Au lendemain du premier tour des élections municipales à Orléans, Baptiste Chapuis, le socialiste, et Jean-Philippe Grand, l'écologiste, ont annoncé la fusion de leurs listes. Forts de près de 30% des voix cumulées, ils estiment pouvoir renverser le maire sortant Serge Grouard, qui a recueilli presque 41% des suffrages. Ce rapprochement, même s'il n'inclut pas Caroline Janvier et Valentin Pelé, vise à créer un front uni contre le maire divers droite.
Chapuis et Grand croient fermement qu'il existe une possibilité réelle de victoire. "Il y a un vrai chemin pour battre Serge Grouard", a déclaré Chapuis. Jean-Philippe Grand soutient que la gauche se retrouve en ballotage favorable. En analysant les résultats, il souligne que 50% des électeurs ont voté contre Serge Grouard et l'extrême droite, un chiffre qui ne peut être ignoré, surtout parmi ceux qui ne se sont pas déplacés lors du premier tour.
Créer dans les urnes un front anti-Grouard
Selon Amélie Roignot, membre de la nouvelle liste, l'heure est à l'unité. "Nous devons mobiliser les abstentionnistes pour remporter cette élection", insiste-t-elle. Les deux candidats envisagent ce second tour comme un référendum sur la gestion de Serge Grouard, avec une volonté affirmée de rassembler toutes les voix contre lui.
Pour Ludovic Bourreau, également sur la liste fusionnée, cette élection représente un choix de société. "Face à un maire qui penche de plus en plus vers une droite dure, nous offrons une alternative progressiste", ajoute-t-il.

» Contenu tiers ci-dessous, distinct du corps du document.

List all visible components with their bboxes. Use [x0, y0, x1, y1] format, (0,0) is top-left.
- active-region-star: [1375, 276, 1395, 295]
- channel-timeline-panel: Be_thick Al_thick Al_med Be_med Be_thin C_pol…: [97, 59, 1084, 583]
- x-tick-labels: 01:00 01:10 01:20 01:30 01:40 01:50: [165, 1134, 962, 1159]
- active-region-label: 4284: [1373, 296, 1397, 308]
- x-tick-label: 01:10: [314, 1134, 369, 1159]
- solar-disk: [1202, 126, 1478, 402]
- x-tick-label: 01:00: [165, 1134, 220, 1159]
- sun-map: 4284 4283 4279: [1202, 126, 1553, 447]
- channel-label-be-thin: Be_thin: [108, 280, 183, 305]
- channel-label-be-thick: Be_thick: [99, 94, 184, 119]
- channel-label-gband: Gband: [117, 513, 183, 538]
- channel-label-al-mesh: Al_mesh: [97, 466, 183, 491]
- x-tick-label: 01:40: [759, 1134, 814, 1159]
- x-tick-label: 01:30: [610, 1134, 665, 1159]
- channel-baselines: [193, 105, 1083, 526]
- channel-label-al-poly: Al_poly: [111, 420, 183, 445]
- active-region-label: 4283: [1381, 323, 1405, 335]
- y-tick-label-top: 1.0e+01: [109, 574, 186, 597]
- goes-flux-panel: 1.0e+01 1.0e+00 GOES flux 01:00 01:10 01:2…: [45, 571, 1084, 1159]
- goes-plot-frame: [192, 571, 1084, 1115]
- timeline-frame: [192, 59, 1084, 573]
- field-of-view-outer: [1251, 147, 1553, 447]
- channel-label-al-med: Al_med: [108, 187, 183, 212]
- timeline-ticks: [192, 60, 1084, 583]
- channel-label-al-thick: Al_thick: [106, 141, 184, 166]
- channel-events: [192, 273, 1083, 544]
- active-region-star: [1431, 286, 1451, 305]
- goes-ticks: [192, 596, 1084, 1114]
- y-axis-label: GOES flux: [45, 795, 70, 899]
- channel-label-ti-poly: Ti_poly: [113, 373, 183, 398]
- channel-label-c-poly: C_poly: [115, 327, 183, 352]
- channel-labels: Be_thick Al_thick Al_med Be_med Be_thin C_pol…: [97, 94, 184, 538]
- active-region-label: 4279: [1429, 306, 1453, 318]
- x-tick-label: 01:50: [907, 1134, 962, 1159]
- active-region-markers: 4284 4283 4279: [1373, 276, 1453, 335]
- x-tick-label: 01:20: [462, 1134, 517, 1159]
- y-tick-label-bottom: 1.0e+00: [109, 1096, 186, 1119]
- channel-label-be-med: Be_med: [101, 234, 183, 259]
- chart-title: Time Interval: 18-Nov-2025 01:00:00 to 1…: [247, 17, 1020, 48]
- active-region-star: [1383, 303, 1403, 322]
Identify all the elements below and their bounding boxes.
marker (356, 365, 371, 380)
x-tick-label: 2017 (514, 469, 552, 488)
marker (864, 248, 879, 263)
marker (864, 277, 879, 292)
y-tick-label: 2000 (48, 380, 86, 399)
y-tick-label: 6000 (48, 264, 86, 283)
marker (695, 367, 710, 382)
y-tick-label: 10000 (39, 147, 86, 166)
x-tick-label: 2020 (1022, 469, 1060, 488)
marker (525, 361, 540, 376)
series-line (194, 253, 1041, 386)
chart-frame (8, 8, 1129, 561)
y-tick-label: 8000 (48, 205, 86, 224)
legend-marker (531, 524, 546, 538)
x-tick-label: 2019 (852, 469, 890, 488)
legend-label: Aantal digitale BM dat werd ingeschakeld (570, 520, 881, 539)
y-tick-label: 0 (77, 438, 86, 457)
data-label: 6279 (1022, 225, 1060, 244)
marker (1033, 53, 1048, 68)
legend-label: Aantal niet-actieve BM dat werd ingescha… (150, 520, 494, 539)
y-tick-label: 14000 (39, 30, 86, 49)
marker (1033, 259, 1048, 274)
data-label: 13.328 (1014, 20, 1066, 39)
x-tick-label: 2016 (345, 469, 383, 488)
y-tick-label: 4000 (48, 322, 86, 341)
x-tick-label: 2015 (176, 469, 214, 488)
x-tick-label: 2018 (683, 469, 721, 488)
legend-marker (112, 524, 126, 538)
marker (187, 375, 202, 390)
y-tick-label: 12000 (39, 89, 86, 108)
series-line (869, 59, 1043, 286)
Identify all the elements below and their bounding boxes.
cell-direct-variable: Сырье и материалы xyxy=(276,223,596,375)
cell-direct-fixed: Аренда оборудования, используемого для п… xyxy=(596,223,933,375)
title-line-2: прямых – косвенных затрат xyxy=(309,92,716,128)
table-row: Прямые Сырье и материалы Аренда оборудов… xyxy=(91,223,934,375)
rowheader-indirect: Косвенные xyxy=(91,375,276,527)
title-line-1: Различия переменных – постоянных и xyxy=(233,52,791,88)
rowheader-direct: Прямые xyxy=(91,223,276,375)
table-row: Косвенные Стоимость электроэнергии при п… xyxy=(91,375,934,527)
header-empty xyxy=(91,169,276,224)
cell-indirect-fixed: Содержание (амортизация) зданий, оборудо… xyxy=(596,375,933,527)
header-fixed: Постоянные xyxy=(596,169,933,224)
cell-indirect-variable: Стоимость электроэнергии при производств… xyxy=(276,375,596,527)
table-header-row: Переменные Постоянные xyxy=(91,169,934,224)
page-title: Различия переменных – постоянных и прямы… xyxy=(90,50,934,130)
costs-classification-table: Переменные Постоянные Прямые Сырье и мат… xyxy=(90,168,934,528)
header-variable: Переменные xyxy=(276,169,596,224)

Les voix de Janvier et Pelé, qui ont réussi à récolter plus de 8% des voix, sont cruciales. Caroline Janvier déclare espérer la défaite de Grouard sans pour autant donner de consigne de vote. De son côté, Valentin Pelé a exprimé des réserves sur la direction prise par son ancien groupe, mais a promis de clarifier sa position cette semaine.
Une nouvelle liste en mouvement
Dans cette nouvelle dynamique, la liste fusionnée comporte 55 candidats, dont 34 proviennent de la liste Chapuis et 21 de celle de Grand. Notons que certains visages bien connus, comme Christine Tellier et Emmanuel Duplessy, ne figurent pas sur cette nouvelle liste. En revanche, Francine Moronvalle, issue de la société civile, se retrouve en deuxième position.
Alors que la campagne pour le second tour prend forme, l'avenir politique d'Orléans dépendra de la capacité de la gauche à fédérer des voix autour d'un projet commun. Les enjeux sont donc plus que jamais cruciaux. Seul l'avenir nous dira si l'alliance des deux listes permettra un changement de cap dans la gestion municipale.